Три дня спустя в обществе госпожи Сейсак и Огюстена я уезжал из Осиновой Рощи. Уезжали мы утром, в очень ранний час. Весь дом был на ногах. Слуги толпились вокруг нас. Андре держал лошадей под уздцы, таким грустным я не видел его со дня последнего события, одевшего весь дом в траур; потом он сел на козлы, хотя обычно никогда не правил, и с места пустил лошадей крупной рысью. Когда мы проезжали через Вильнёв, где все лица были мне так знакомы, я заметил двоих или троих товарищей моих детских игр; теперь это были взрослые парни, почти мужчины, они направлялись в поля с мотыгой на плече. Заслышав стук колес, они обернулись и, догадываясь, что мы собрались дальше, чем просто на прогулку, приветливо помахали мне, желая счастливого пути. Всходило солнце. Мы ехали среди полей и лугов. Я перестал узнавать места, лица прохожих были мне незнакомы. Тетушка не сводила с меня глаз, взгляд ее был полон доброты. Огюстен сиял. Я был почти столь же растерян, сколь опечален.

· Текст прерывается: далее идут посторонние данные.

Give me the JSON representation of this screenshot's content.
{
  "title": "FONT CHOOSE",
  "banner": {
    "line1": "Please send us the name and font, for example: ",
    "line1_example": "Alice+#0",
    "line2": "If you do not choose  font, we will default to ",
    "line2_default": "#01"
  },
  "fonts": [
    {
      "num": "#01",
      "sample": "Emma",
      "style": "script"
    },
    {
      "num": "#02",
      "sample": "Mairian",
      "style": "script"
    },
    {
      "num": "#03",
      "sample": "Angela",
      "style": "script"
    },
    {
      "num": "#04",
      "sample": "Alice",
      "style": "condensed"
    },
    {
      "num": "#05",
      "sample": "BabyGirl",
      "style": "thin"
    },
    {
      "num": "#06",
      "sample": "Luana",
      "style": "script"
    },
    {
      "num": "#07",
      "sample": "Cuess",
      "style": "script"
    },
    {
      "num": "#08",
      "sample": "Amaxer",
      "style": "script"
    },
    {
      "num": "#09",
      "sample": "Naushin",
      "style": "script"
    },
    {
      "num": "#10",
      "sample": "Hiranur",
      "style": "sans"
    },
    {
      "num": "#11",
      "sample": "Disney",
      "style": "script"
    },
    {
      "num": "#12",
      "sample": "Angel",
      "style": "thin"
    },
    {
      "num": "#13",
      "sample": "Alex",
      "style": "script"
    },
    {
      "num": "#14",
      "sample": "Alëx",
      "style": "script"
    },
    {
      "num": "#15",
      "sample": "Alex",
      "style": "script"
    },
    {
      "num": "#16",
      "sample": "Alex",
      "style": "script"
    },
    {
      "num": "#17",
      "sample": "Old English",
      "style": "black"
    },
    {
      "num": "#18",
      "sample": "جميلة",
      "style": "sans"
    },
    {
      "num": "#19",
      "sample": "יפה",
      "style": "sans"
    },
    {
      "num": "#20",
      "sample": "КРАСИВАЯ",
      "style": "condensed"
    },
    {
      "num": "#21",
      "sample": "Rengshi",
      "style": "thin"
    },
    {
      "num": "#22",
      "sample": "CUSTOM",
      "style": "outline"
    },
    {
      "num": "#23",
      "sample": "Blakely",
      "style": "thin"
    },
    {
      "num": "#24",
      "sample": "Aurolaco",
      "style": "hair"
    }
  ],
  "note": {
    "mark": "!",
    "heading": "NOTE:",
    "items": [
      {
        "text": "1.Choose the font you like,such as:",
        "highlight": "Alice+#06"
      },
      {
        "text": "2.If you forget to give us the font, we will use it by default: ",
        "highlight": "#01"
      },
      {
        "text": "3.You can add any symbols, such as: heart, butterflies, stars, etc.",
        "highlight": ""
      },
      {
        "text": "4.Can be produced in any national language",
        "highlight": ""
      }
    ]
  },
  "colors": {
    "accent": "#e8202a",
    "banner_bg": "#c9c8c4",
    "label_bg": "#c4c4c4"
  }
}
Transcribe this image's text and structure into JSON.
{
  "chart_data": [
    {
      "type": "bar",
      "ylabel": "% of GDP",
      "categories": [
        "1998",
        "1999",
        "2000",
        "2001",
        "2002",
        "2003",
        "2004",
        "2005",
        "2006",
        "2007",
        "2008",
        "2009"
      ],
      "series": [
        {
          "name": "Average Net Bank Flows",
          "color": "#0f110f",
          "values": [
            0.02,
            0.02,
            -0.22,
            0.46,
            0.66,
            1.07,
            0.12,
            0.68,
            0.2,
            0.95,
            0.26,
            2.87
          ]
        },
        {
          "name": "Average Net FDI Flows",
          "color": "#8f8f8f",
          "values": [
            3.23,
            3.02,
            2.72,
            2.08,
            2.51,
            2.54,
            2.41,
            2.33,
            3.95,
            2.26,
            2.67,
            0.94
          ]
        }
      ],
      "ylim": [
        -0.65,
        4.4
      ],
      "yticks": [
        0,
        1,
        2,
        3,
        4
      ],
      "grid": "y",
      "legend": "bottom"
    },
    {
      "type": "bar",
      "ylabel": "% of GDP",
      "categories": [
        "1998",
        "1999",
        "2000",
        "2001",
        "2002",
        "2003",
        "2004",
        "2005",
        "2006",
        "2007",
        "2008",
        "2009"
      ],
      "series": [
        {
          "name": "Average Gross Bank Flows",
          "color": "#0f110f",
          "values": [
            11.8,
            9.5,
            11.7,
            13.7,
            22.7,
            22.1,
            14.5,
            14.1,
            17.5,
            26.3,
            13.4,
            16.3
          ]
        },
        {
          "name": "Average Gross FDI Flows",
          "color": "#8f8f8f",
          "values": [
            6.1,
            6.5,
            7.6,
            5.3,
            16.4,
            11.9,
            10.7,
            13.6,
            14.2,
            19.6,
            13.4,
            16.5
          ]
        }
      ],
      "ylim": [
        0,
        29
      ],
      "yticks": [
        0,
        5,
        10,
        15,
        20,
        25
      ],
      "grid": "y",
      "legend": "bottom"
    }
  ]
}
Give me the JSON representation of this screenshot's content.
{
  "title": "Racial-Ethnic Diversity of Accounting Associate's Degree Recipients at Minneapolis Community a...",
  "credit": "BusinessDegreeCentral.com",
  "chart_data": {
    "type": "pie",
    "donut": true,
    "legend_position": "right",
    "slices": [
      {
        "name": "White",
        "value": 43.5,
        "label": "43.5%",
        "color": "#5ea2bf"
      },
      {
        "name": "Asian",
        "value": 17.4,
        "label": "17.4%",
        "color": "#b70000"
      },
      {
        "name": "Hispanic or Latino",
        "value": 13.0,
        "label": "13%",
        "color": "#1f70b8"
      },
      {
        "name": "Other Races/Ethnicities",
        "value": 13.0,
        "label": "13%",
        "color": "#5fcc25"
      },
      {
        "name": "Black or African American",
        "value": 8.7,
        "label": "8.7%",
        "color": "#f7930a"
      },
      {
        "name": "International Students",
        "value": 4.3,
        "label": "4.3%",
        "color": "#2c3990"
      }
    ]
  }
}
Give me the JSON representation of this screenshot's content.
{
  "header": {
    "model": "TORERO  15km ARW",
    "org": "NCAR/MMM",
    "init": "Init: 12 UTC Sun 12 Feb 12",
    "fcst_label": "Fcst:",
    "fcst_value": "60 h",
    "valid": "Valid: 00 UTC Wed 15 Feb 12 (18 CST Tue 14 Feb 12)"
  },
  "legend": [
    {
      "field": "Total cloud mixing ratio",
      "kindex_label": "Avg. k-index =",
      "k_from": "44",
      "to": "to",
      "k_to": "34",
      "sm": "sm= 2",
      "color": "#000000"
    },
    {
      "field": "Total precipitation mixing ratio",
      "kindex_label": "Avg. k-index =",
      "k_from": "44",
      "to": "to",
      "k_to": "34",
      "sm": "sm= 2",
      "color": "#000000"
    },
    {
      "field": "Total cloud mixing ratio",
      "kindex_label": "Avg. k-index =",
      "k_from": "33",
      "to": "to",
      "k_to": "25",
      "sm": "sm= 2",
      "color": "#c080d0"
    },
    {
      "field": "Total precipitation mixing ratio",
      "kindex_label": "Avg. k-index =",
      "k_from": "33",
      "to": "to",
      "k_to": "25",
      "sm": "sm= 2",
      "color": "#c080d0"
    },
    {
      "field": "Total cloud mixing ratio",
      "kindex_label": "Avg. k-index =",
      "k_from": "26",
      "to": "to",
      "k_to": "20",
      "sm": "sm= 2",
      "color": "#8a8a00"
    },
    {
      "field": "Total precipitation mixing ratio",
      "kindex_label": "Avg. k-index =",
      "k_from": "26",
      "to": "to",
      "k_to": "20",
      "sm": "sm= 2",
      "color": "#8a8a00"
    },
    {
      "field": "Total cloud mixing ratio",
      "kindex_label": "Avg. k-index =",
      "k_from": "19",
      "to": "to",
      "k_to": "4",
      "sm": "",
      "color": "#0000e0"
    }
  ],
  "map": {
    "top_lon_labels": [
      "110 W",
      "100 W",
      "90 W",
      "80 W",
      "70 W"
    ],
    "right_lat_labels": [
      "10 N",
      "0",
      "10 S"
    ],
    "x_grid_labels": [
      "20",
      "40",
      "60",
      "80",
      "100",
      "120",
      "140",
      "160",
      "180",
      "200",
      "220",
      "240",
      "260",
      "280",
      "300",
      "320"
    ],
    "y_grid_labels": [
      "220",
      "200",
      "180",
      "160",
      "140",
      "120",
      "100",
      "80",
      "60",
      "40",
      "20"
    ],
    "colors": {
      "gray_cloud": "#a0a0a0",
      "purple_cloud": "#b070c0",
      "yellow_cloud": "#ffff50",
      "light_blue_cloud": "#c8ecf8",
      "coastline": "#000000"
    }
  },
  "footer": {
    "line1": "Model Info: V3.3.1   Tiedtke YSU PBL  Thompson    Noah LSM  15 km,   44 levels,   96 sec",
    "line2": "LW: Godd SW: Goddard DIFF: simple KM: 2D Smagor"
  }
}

Нам понадобился целый день, чтобы проехать двенадцать миль, отделяющих Вильнёв от Ормессона, и солнце клонилось к закату, когда Огюстен. пристально глядевший в окно, сказал тетушке:
– Сударыня, отсюда уже видны башни церкви святого Петра.
Местность была плоская, блеклая, заболоченная, унылая. Приземистый город, ощетинившийся церковными колокольнями, уже вырисовывался за сетью ивняка. Болота чередовались с лугами, белесые вербы – с желтеющими тополями. Справа текла река, грузно перекатывая мутные воды между илистыми берегами. На отмелях и в тростниках, клонившихся по течению, стояли на приколе лодки, груженные досками, и старые баржи, глубоко осевшие в тину, словно им никогда не было дано держаться на воде. Гуси лугами ковыляли к реке, с хриплыми криками метались перед нашим экипажем. Нездоровые туманы ложились на крохотные хутора, которые виднелись вдалеке среди полей конопли и по берегам каналов, и от сырости, уже не имевшей привкуса моря, меня пробирал озноб, как от сильного холода. Экипаж въехал на мост, и лошади замедлили шаг; затем он покатился по бульвару, погруженному в полную темноту, и звонкое цоканье копыт по мостовой сообщило мне, что мы в городе. Я прикинул, что от момента отъезда меня уже отделяют двенадцать часов, что двенадцать миль отделяют меня от Осиновой Рощи; я сказал себе, что все кончено, кончено безвозвратно, и вошел в дом госпожи Сейсак, как переступают порог тюрьмы.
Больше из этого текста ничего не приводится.